The second Digital China Summit opened Monday in eastern China's Fujian Province, shedding light on the latest information technologies that have penetrated the country's government, industries and society.
The Chinese government has expected information technologies to nurture new economic engines and upgrade old industries as the country shunts from the high-speed economic growth to the path of high-quality development.
A staff member from a water ecology management service provider shows visitors how to test drinking water quality using a block-chain-based management and control system at the 2nd Digital China Exhibition in Fuzhou, southeast China's Fujian Province, May 5, 2019. (Photo: Xinhua)
Huang Kunming, a member of the Political Bureau of the Communist Party of China (CPC) Central Committee, in a keynote speech at the summit called for advancing the building of a digital China and smart society, stressing the role of information technology in promoting high-quality development.
Huang, also head of the Publicity Department of the CPC Central Committee, said China's advantages in internet technology innovation, technology application and as a huge market should be transformed into advantages in developing a digital economy.
The official called for achieving breakthroughs in core technologies, enhancing protection of intellectual property rights, advancing information infrastructure construction and narrowing digital gaps between urban and rural areas.
A report reviewing the country's digital development in 2018 was also issued at the summit, pointing to rapid growth in sectors including electronic information manufacturing, software service, communications and big data.
The report published by the Cyberspace Administration of China said the country last year recorded more than 9 trillion yuan (1.3 trillion U.S. dollars) in online retail. China's digital economy reached 31.3 trillion yuan in scale, accounting for one-third of the national GDP in 2018.
Provincial-level e-government platforms have also slashed time for getting government permits by an average of 30 percent, noted the report.
Trendy technologies from driverless vendor vehicles and facial recognition security checks to 5G networks are being used at the event in the city of Fuzhou. A number of tech companies are displaying their cutting-edge products including Baidu's driverless vehicles, Huawei's AI chip "Ascend" and Foxconn's "future factories."
Pony Ma, CEO of China's Internet giant Tencent, said at the summit that the company, by working with Fujian police, has used its facial recognition technology to help 1,000 families find missing family members in the past two years.
Hu Xiaoming, president of Ant Financial that runs the popular online payment network Alipay, said at the event that one of every four Chinese now handles government services on Alipay, making it the country's largest platform that offers access to government services.

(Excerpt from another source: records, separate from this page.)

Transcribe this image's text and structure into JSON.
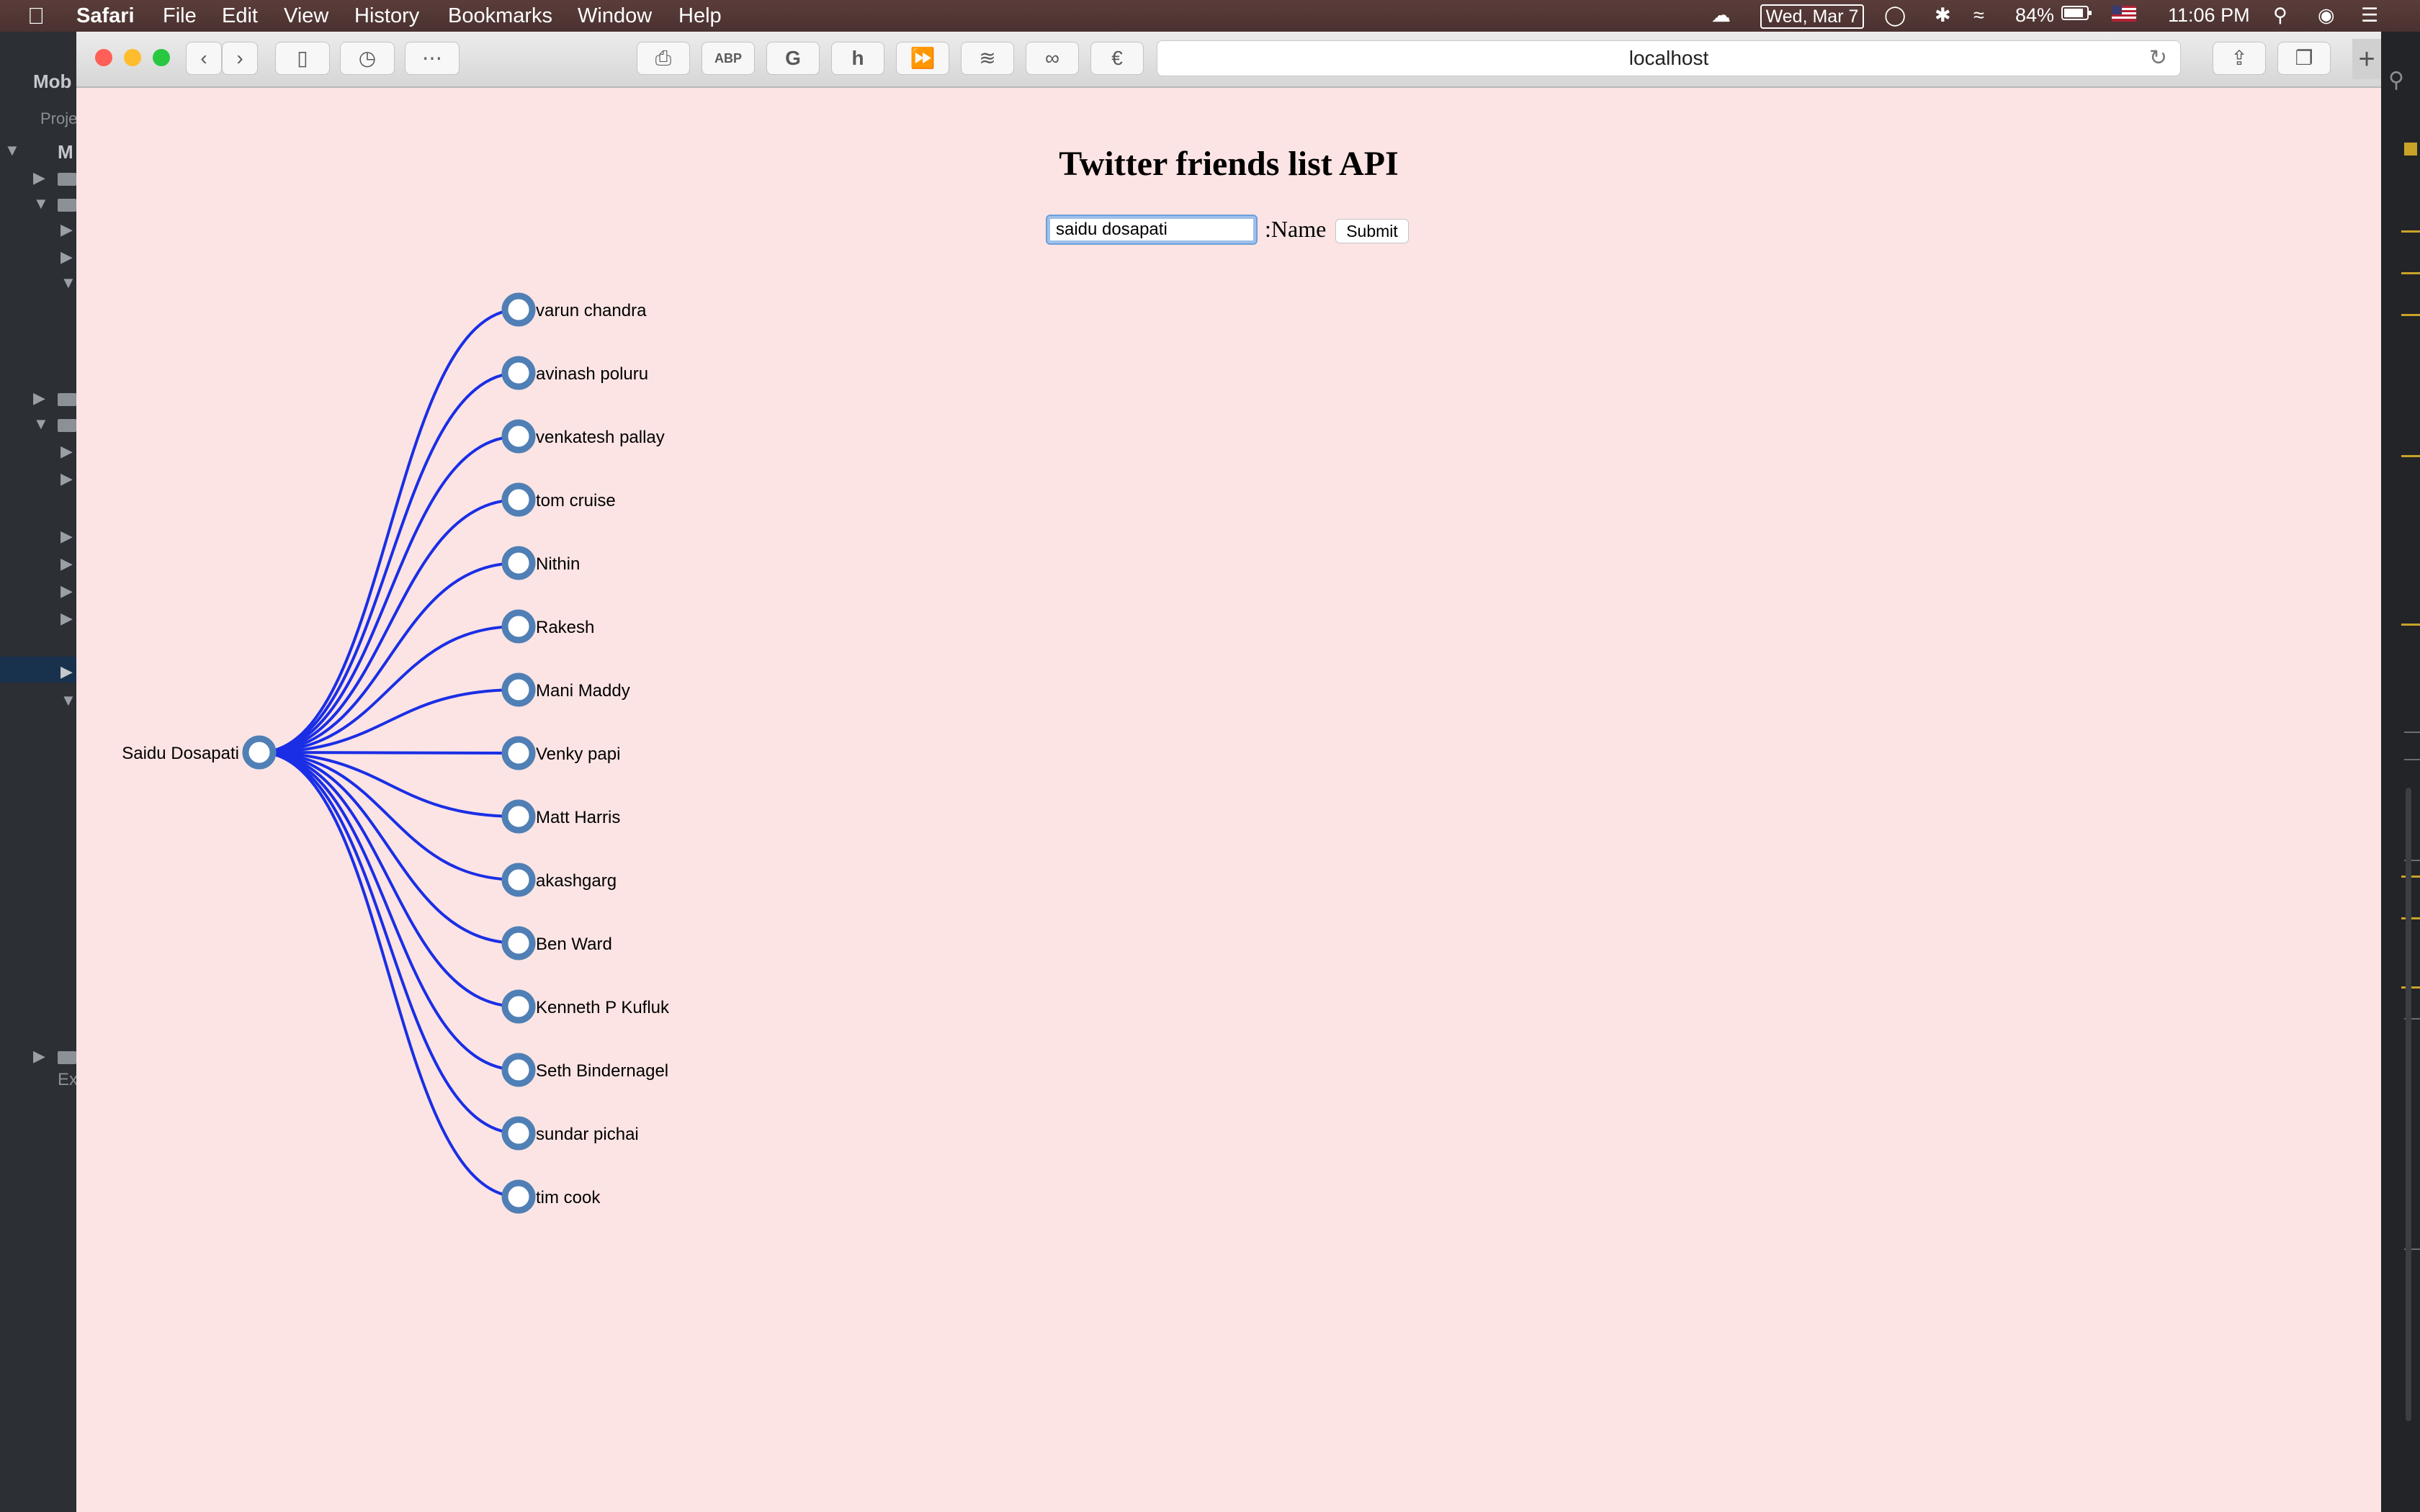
{
  "menubar": {
    "app_name": "Safari",
    "menus": [
      "File",
      "Edit",
      "View",
      "History",
      "Bookmarks",
      "Window",
      "Help"
    ],
    "date": "Wed, Mar 7",
    "battery": "84%",
    "time": "11:06 PM",
    "icons": [
      "apple-icon",
      "creative-cloud-icon",
      "message-icon",
      "bluetooth-icon",
      "wifi-icon",
      "battery-icon",
      "flag-icon",
      "spotlight-icon",
      "siri-icon",
      "notification-center-icon"
    ]
  },
  "ide": {
    "title_fragment": "Mob",
    "project_fragment": "Proje",
    "root_fragment": "M",
    "bottom_fragment": "Ex"
  },
  "browser": {
    "url": "localhost",
    "toolbar_icons": [
      "back-icon",
      "forward-icon",
      "sidebar-icon",
      "history-icon",
      "grid-icon",
      "print-icon",
      "adblock-icon",
      "grammarly-icon",
      "honey-icon",
      "fast-forward-icon",
      "layers-icon",
      "mask-icon",
      "evernote-icon",
      "reload-icon",
      "share-icon",
      "tabs-icon",
      "new-tab-icon"
    ],
    "glyphs": {
      "back": "‹",
      "forward": "›",
      "sidebar": "▯",
      "history": "◷",
      "grid": "⋯",
      "print": "⎙",
      "adblock": "ABP",
      "grammarly": "G",
      "honey": "h",
      "fast_forward": "⏩",
      "layers": "≋",
      "mask": "∞",
      "evernote": "€",
      "reload": "↻",
      "share": "⇪",
      "tabs": "❐",
      "plus": "+"
    }
  },
  "page": {
    "title": "Twitter friends list API",
    "input_value": "saidu dosapati",
    "name_label": ":Name",
    "submit_label": "Submit"
  },
  "tree": {
    "root": "Saidu Dosapati",
    "children": [
      "varun chandra",
      "avinash poluru",
      "venkatesh pallay",
      "tom cruise",
      "Nithin",
      "Rakesh",
      "Mani Maddy",
      "Venky papi",
      "Matt Harris",
      "akashgarg",
      "Ben Ward",
      "Kenneth P Kufluk",
      "Seth Bindernagel",
      "sundar pichai",
      "tim cook"
    ],
    "link_color": "#1a2ee6",
    "node_stroke": "#4f7fb5",
    "node_fill": "#ffffff"
  }
}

One of the major highlights at the summit's exhibition area are the many e-government apps, which have mushroomed across China to incorporate a wide range of government and public services. They are part of the government's efforts to cut red tape to benefit residents and businesses alike.
In Fuzhou, the host city of the event, a citizen's typical day now revolves around the e-Fuzhou app, which allows users to buy bus tickets, pay tuition fees and manage social security accounts without the need of visiting government offices.
A slew of digital technology applications, including the big data credit inquiry system, the online tax bureau, and the paperless customs clearance system, have also been developed in the province over the years.
Dingxi, one of the least developed cities in west China's Gansu Province, has a booth displaying an online monitoring platform, which it launched last year to allow villagers to scrutinize the management of poverty-relief funds and report any signs of corruption.
"We went door-to-door to teach villagers how to use mobile phones to check the subsidies they are entitled to and the sum other families actually received," said Yang Sirun, an inspector with the city's discipline inspection commission.
"In the past, some wealthy families feigned poverty to claim subsistence allowances, while some officials fraudulently pocketed subsidies in the names of families that had moved away. The new platform can easily expose such 'micro corruption,'" Yang said.
The official said since its launch, over 3,400 officials and residents have voluntarily turned in their illegal gains for fear of being reported. "Many hidden problems were also found during the collation of data from different departments, which proves big data's power in fighting corruption," he said.
The summit from May 6 to 8 aims to serve as a platform for issuing China's policies on IT development and displaying the achievements and experience of e-government and the digital economy.
More than 1,500 officials, company representatives and scholars are attending the event, which is co-organized by the Cyberspace Administration of China, National Development and Reform Commission, Ministry of Industry and Information Technology and Fujian provincial government.